Ownership
Just because we paid for something, does it mean we own it?
I'm not so sure that I can agree with that definition of ownership with complete conviction. In many ways, I've been thinking more about shared possession than outright ownership; especially in cases where money has exchanged hands.
I first realised the discomfort I was feeling about ownership, when I messaged Ryan Hewett a couple of weeks ago. I wanted to set the stage and explain that we have three of his works on display in our home. My first drafts all included the word "own" (or some kind of derivative thereof) and it just made me cringe, because I didn't feel like I could call myself the owner of his work.
I had a similar experience recently when I was gifted a new artwork.
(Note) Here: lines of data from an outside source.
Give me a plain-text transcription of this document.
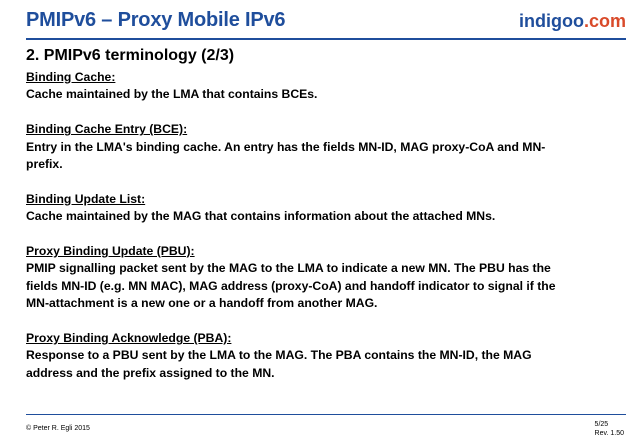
PMIPv6 – Proxy Mobile IPv6	indigoo.com
2. PMIPv6 terminology (2/3)
Binding Cache:
Cache maintained by the LMA that contains BCEs.
Binding Cache Entry (BCE):
Entry in the LMA's binding cache. An entry has the fields MN-ID, MAG proxy-CoA and MN-
prefix.
Binding Update List:
Cache maintained by the MAG that contains information about the attached MNs.
Proxy Binding Update (PBU):
PMIP signalling packet sent by the MAG to the LMA to indicate a new MN. The PBU has the
fields MN-ID (e.g. MN MAC), MAG address (proxy-CoA) and handoff indicator to signal if the
MN-attachment is a new one or a handoff from another MAG.
Proxy Binding Acknowledge (PBA):
Response to a PBU sent by the LMA to the MAG. The PBA contains the MN-ID, the MAG
address and the prefix assigned to the MN.
© Peter R. Egli 2015
5/25
Rev. 1.50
Whilst I have the benefit of the work being on display in my office; I just can't bring myself to think of me being the owner.
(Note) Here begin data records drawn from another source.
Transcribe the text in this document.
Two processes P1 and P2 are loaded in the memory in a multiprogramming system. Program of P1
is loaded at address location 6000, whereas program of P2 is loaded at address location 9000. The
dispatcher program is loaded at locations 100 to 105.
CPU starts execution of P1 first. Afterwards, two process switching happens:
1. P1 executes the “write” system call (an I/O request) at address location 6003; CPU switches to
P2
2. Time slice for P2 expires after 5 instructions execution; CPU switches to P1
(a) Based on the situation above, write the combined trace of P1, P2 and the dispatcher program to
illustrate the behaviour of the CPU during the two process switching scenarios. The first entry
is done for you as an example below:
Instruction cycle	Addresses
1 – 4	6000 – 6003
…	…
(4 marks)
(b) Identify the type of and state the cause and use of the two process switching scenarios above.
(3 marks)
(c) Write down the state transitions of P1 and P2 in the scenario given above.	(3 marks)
Maybe these are outliers, because it is art and I feel some respect or reverence for the artist. For as long as the artwork is not destroyed, there remains at least two parties to the work: myself and the artist.
I feel very differently about the bottle of wine I opened (and finished) last night. I do have respect for the winemaker and the story that shaped the wine, but now that it is finished, it creates a different sensation. If pushed, I probably would not have necessarily spoken about owning the bottle of wine, but I did feel enough ownership thereof to open and drink it.
What I am most wondering about is how co-ownership, collaboration and shared possession relates to many of the things that we would probably label as simple (and singular) ownership.
When I pay for the utility of a product, I become both the beneficiary of that utility, but also an advocate for the success of the product (and the people behind it). That relationship probably does not inherently need to exist for the business to survive, but it is probably infinitely better when the parties involved are in fact, involved.
I guess this is why ownership feels very exclusive and isolated to me as I type this. Like amassing riches in the shadows. Which is very counter-intuitive when we generally agree that sharing is caring and that some of the most meaningful experiences in life are shared amongst people.